There turn out to be two things going on here, both of them quite
interesting.
The first thing going on is that CPython does constant folding on
string concatenation as part of creating bytecode. This means that
the '"fo" + "o"' turns into a literal "foo" in the actual
bytecodes that are executed. On the surface, this is enough to
explain the
check succeeding in some contexts. To make life simpler while
simultaneously going further down the rabbit hole, consider a
function like the following:
def f():
return "foo" is ("fo"+"o")
Compiled functions have (among other things) a table of strings and
other constants used in the function. Given constant folding and
an obvious optimization, you would expect "foo" to appear in this
table exactly once. Well, actually, that's wrong; here's what
func_code.co_consts is for this function in Python 2:
(None, 'foo', 'fo', 'o', 'foo')
(It's the same in Python 3, but now it's in __code__.co_consts.)

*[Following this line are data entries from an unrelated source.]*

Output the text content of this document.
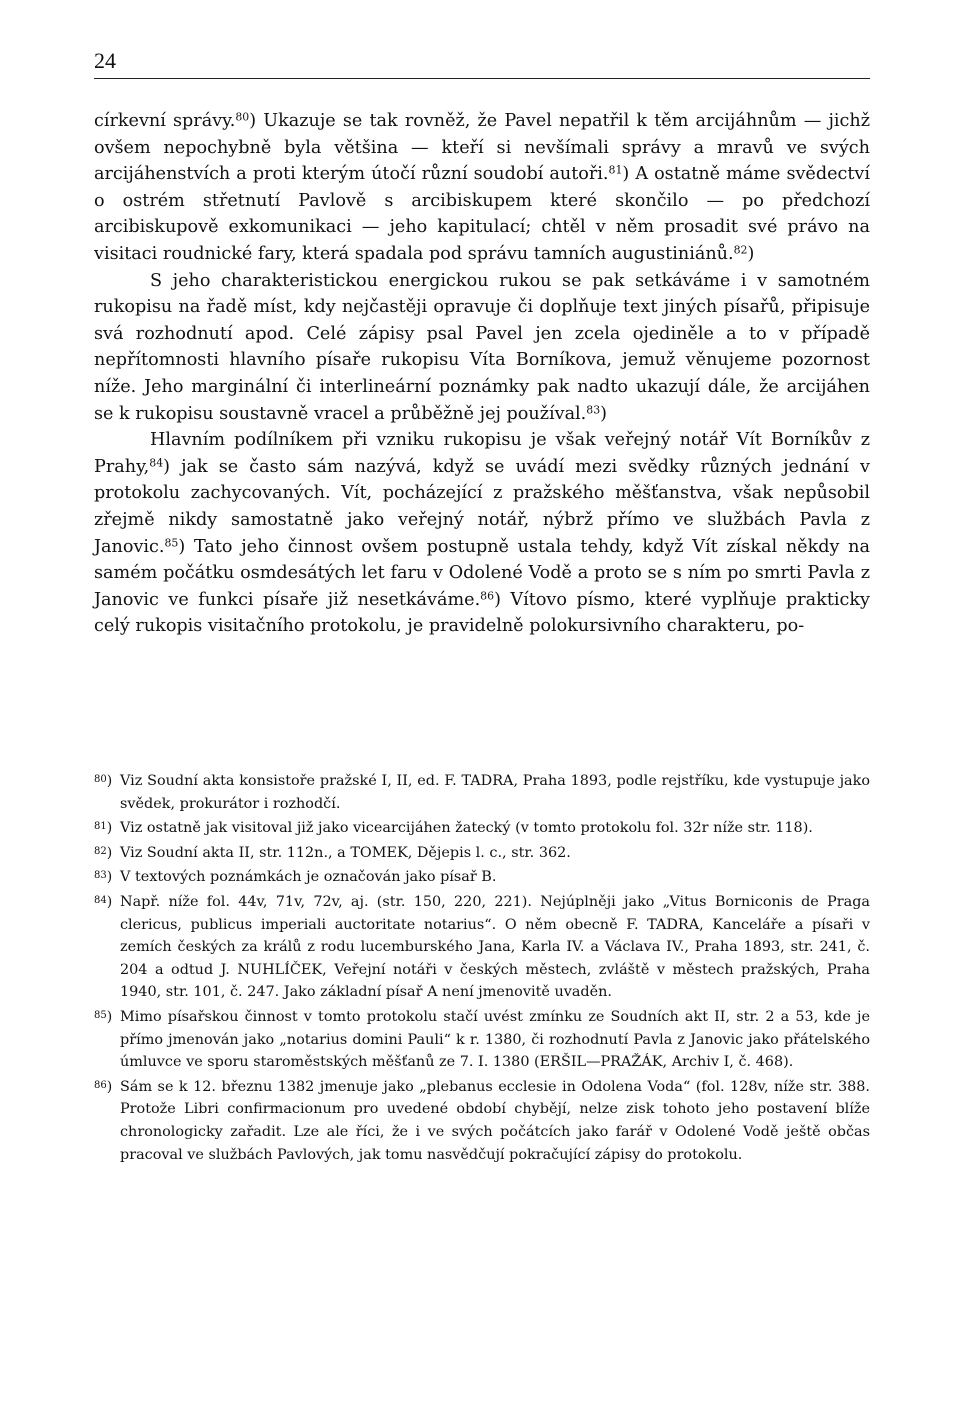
24

církevní správy.$^{80}$) Ukazuje se tak rovněž, že Pavel nepatřil k těm arcijáhnům — jichž ovšem nepochybně byla většina — kteří si nevšímali správy a mravů ve svých arcijáhenstvích a proti kterým útočí různí soudobí autoři.$^{81}$) A ostatně máme svědectví o ostrém střetnutí Pavlově s arcibiskupem které skončilo — po předchozí arcibiskupově exkomunikaci — jeho kapitulací; chtěl v něm prosadit své právo na visitaci roudnické fary, která spadala pod správu tamních augustiniánů.$^{82}$)

S jeho charakteristickou energickou rukou se pak setkáváme i v samotném rukopisu na řadě míst, kdy nejčastěji opravuje či doplňuje text jiných písařů, připisuje svá rozhodnutí apod. Celé zápisy psal Pavel jen zcela ojediněle a to v případě nepřítomnosti hlavního písaře rukopisu Víta Borníkova, jemuž věnujeme pozornost níže. Jeho marginální či interlineární poznámky pak nadto ukazují dále, že arcijáhen se k rukopisu soustavně vracel a průběžně jej používal.$^{83}$)

Hlavním podílníkem při vzniku rukopisu je však veřejný notář Vít Borníkův z Prahy,$^{84}$) jak se často sám nazývá, když se uvádí mezi svědky různých jednání v protokolu zachycovaných. Vít, pocházející z pražského měšťanstva, však nepůsobil zřejmě nikdy samostatně jako veřejný notář, nýbrž přímo ve službách Pavla z Janovic.$^{85}$) Tato jeho činnost ovšem postupně ustala tehdy, když Vít získal někdy na samém počátku osmdesátých let faru v Odolené Vodě a proto se s ním po smrti Pavla z Janovic ve funkci písaře již nesetkáváme.$^{86}$) Vítovo písmo, které vyplňuje prakticky celý rukopis visitačního protokolu, je pravidelně polokursivního charakteru, po-

80 ) Viz Soudní akta konsistoře pražské I, II, ed. F. TADRA, Praha 1893, podle rejstříku, kde vystupuje jako svědek, prokurátor i rozhodčí.
81 ) Viz ostatně jak visitoval již jako vicearcijáhen žatecký (v tomto protokolu fol. 32r níže str. 118).
82 ) Viz Soudní akta II, str. 112n., a TOMEK, Dějepis l. c., str. 362.
83 ) V textových poznámkách je označován jako písař B.
84 ) Např. níže fol. 44v, 71v, 72v, aj. (str. 150, 220, 221). Nejúplněji jako „Vitus Borniconis de Praga clericus, publicus imperiali auctoritate notarius“. O něm obecně F. TADRA, Kanceláře a písaři v zemích českých za králů z rodu lucemburského Jana, Karla IV. a Václava IV., Praha 1893, str. 241, č. 204 a odtud J. NUHLÍČEK, Veřejní notáři v českých městech, zvláště v městech pražských, Praha 1940, str. 101, č. 247. Jako základní písař A není jmenovitě uvaděn.
85 ) Mimo písařskou činnost v tomto protokolu stačí uvést zmínku ze Soudních akt II, str. 2 a 53, kde je přímo jmenován jako „notarius domini Pauli“ k r. 1380, či rozhodnutí Pavla z Janovic jako přátelského úmluvce ve sporu staroměstských měšťanů ze 7. I. 1380 (ERŠIL—PRAŽÁK, Archiv I, č. 468).
86 ) Sám se k 12. březnu 1382 jmenuje jako „plebanus ecclesie in Odolena Voda“ (fol. 128v, níže str. 388. Protože Libri confirmacionum pro uvedené období chybějí, nelze zisk tohoto jeho postavení blíže chronologicky zařadit. Lze ale říci, že i ve svých počátcích jako farář v Odolené Vodě ještě občas pracoval ve službách Pavlových, jak tomu nasvědčují pokračující zápisy do protokolu.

Given this we can sort of see what happened. Probably the bytecode was
originally compiled without constant folding and then a later pass
optimized the string concatenation away and added the folded version to
co_consts, operating on the entirely rational assumption that it
didn't duplicate anything already there. This would be a natural fit
for a simple peephole optimizer, which is in fact exactly what we find
in Python/peephole.c in the CPython 2 source code.
But how does this give us object identity? The answer has to be
that CPython interns
at least some of the literal strings used in CPython code. In fact,
if we check func_code.co_consts for our function up above, we
can see that both "foo" strings are in fact already the same
object even though there's two entries in co_consts. The effect
is actually fairly strong; for example, the same literal string as
in two different modules can be interned to be the same object.
I haven't been able to find the CPython code that actually does this,
so I can't tell you what the exact conditions are.
(Whether or not a literal string is interned appears to depend partly on whether or not it has spaces in it. This rabbit hole goes a long way down.)
PS: I believe that this means I was wrong about some things I said in my entry on instance dictionaries and attribute names, in that more things get interned than I thought back then. Or maybe CPython grew more string interning optimizations since then.